I have chosen these as I think the subjects will cross breed information(word of mouth first) at the present day optimum rate to get us to our finishing point, complete and finished mastery of all possible information.

Surely mastery of information in this way will lead us to the bottom of a fractal??? What if one end of the universes fractal was me??? What could we start to build with that concept???

As parameters, we can assume that we live only in 3 dimensions. We can place this box around The Milky Way galaxy as this gives us plenty of scope for all kinds of discoveries.

In this new system we can make time obsolete as it only making us contemplate our things that cannot be solved because up to now, no one has been willing to stand around for long enough. It has been holding us back.

All watches should be banned so that we find a natural rhythm with each other, those in our immediate area and then further afield.

An old clock watch in this system is should only be used when you think of an event that you need to go to. It is a compass, a modern day direction of thought.

A digital clock can be adapted to let you know where you are in relation to this new milky way boxed system.(x,y,z).

With these two types of clocks used in combination we can safely start taking small steps around the box by using the digital to see exactly where you are and then using the old watch to direct you as your thoughts come to you.

We can even build as many assign atomic clocks as are needed to individually track stars. Each and every star in the Milky Way galaxy.

I supposed a good idea would be to assume that I was inside the centre of the super-massive black hole at the centre of the galaxy. That would stop us from being so Earth centric.

We could even go as far as to say that we are each an individual star and that we project all our energies onto the super-massive black hole at the centre of the galaxy.

You can assume that I have stabilized the black hole into a non rotating perfect cube. 6 outputs /f aces in which we all see ‘the universe and earth, friends’ etc. This acts like a block hole mirror finish.
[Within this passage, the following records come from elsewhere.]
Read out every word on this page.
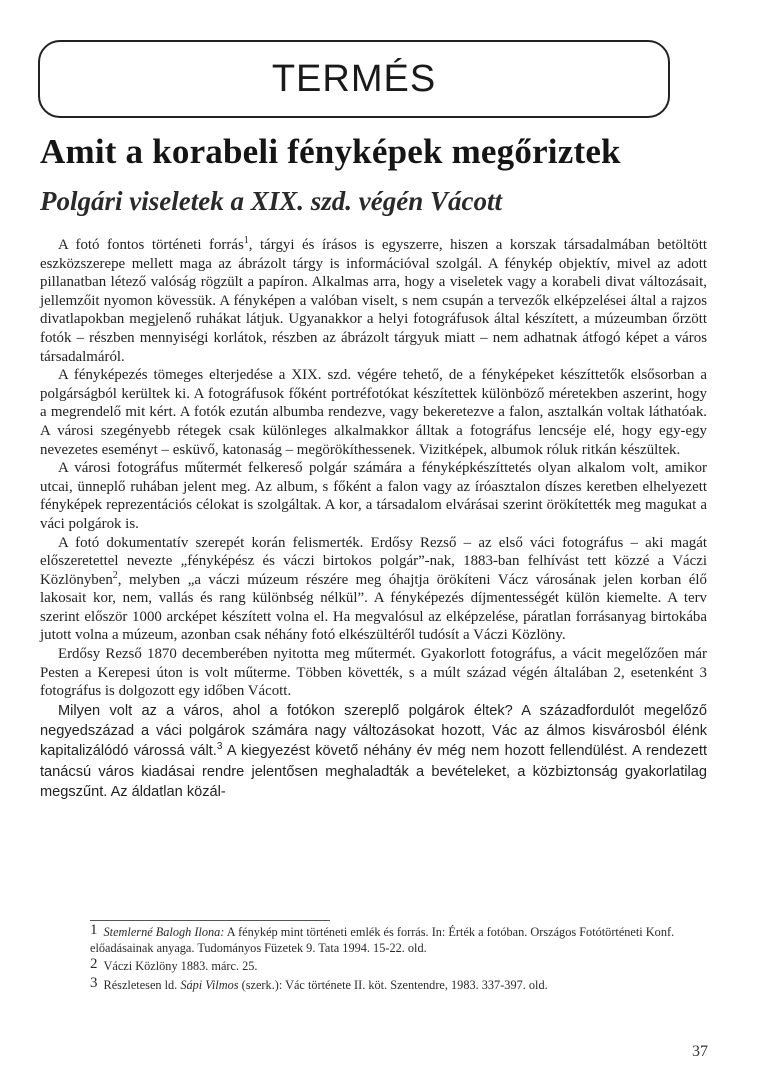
TERMÉS
Amit a korabeli fényképek megőriztek
Polgári viseletek a XIX. szd. végén Vácott

A fotó fontos történeti forrás$^1$, tárgyi és írásos is egyszerre, hiszen a korszak társadalmában betöltött eszközszerepe mellett maga az ábrázolt tárgy is információval szolgál. A fénykép objektív, mivel az adott pillanatban létező valóság rögzült a papíron. Alkalmas arra, hogy a viseletek vagy a korabeli divat változásait, jellemzőit nyomon kövessük. A fényképen a valóban viselt, s nem csupán a tervezők elképzelései által a rajzos divatlapokban megjelenő ruhákat látjuk. Ugyanakkor a helyi fotográfusok által készített, a múzeumban őrzött fotók – részben mennyiségi korlátok, részben az ábrázolt tárgyuk miatt – nem adhatnak átfogó képet a város társadalmáról.

A fényképezés tömeges elterjedése a XIX. szd. végére tehető, de a fényképeket készíttetők elsősorban a polgárságból kerültek ki. A fotográfusok főként portréfotókat készítettek különböző méretekben aszerint, hogy a megrendelő mit kért. A fotók ezután albumba rendezve, vagy bekeretezve a falon, asztalkán voltak láthatóak. A városi szegényebb rétegek csak különleges alkalmakkor álltak a fotográfus lencséje elé, hogy egy-egy nevezetes eseményt – esküvő, katonaság – megörökíthessenek. Vizitképek, albumok róluk ritkán készültek.

A városi fotográfus műtermét felkereső polgár számára a fényképkészíttetés olyan alkalom volt, amikor utcai, ünneplő ruhában jelent meg. Az album, s főként a falon vagy az íróasztalon díszes keretben elhelyezett fényképek reprezentációs célokat is szolgáltak. A kor, a társadalom elvárásai szerint örökítették meg magukat a váci polgárok is.

A fotó dokumentatív szerepét korán felismerték. Erdősy Rezső – az első váci fotográfus – aki magát előszeretettel nevezte „fényképész és váczi birtokos polgár”-nak, 1883-ban felhívást tett közzé a Váczi Közlönyben$^2$, melyben „a váczi múzeum részére meg óhajtja örökíteni Vácz városának jelen korban élő lakosait kor, nem, vallás és rang különbség nélkül”. A fényképezés díjmentességét külön kiemelte. A terv szerint először 1000 arcképet készített volna el. Ha megvalósul az elképzelése, páratlan forrásanyag birtokába jutott volna a múzeum, azonban csak néhány fotó elkészültéről tudósít a Váczi Közlöny.

Erdősy Rezső 1870 decemberében nyitotta meg műtermét. Gyakorlott fotográfus, a vácit megelőzően már Pesten a Kerepesi úton is volt műterme. Többen követték, s a múlt század végén általában 2, esetenként 3 fotográfus is dolgozott egy időben Vácott.

Milyen volt az a város, ahol a fotókon szereplő polgárok éltek? A századfordulót megelőző negyedszázad a váci polgárok számára nagy változásokat hozott, Vác az álmos kisvárosból élénk kapitalizálódó várossá vált.$^3$ A kiegyezést követő néhány év még nem hozott fellendülést. A rendezett tanácsú város kiadásai rendre jelentősen meghaladták a bevételeket, a közbiztonság gyakorlatilag megszűnt. Az áldatlan közál-

1 Stemlerné Balogh Ilona: A fénykép mint történeti emlék és forrás. In: Érték a fotóban. Országos Fotótörténeti Konf. előadásainak anyaga. Tudományos Füzetek 9. Tata 1994. 15-22. old.

2 Váczi Közlöny 1883. márc. 25.

3 Részletesen ld. Sápi Vilmos (szerk.): Vác története II. köt. Szentendre, 1983. 337-397. old.

37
Once you look it is very hard to look away from.

The 6 face cube should make the maths easier to run as you could construct the inner of the black hole with solid beams of condensed light(1 unit long) arranged into right angled triangles with set squares in for strength.

Some people would naturally say that if the universe is essentially unknowable as the more things we ‘discover’ the more things there are to combine with and therefore talk about. This is extremely fractal in both directions. There can be no true answers because there is no grounding point. Nothing for the people who are interested, to start building there own personal concepts, theories and designs on.

Is it possible that with just one man becoming conscious of a highly improbable possibility that all of universes fractals might collapse into one wave function that would answer all of humanities questions in a day? Could this be possible?

Answers to why we are here? What the point of life really is et al?

Is it possible that the insignificant possibility could become an escalating one that would at some point reach 100%???

Could it be at that point that the math would figure itself out so naturally that we would barely need to think about it. We would instantly understand Quantum theory and all.

Can anybody run the numbers on that probability?

may be the idea first has to be applied to primitive integer polynomials whose factorization is known to be polynomial?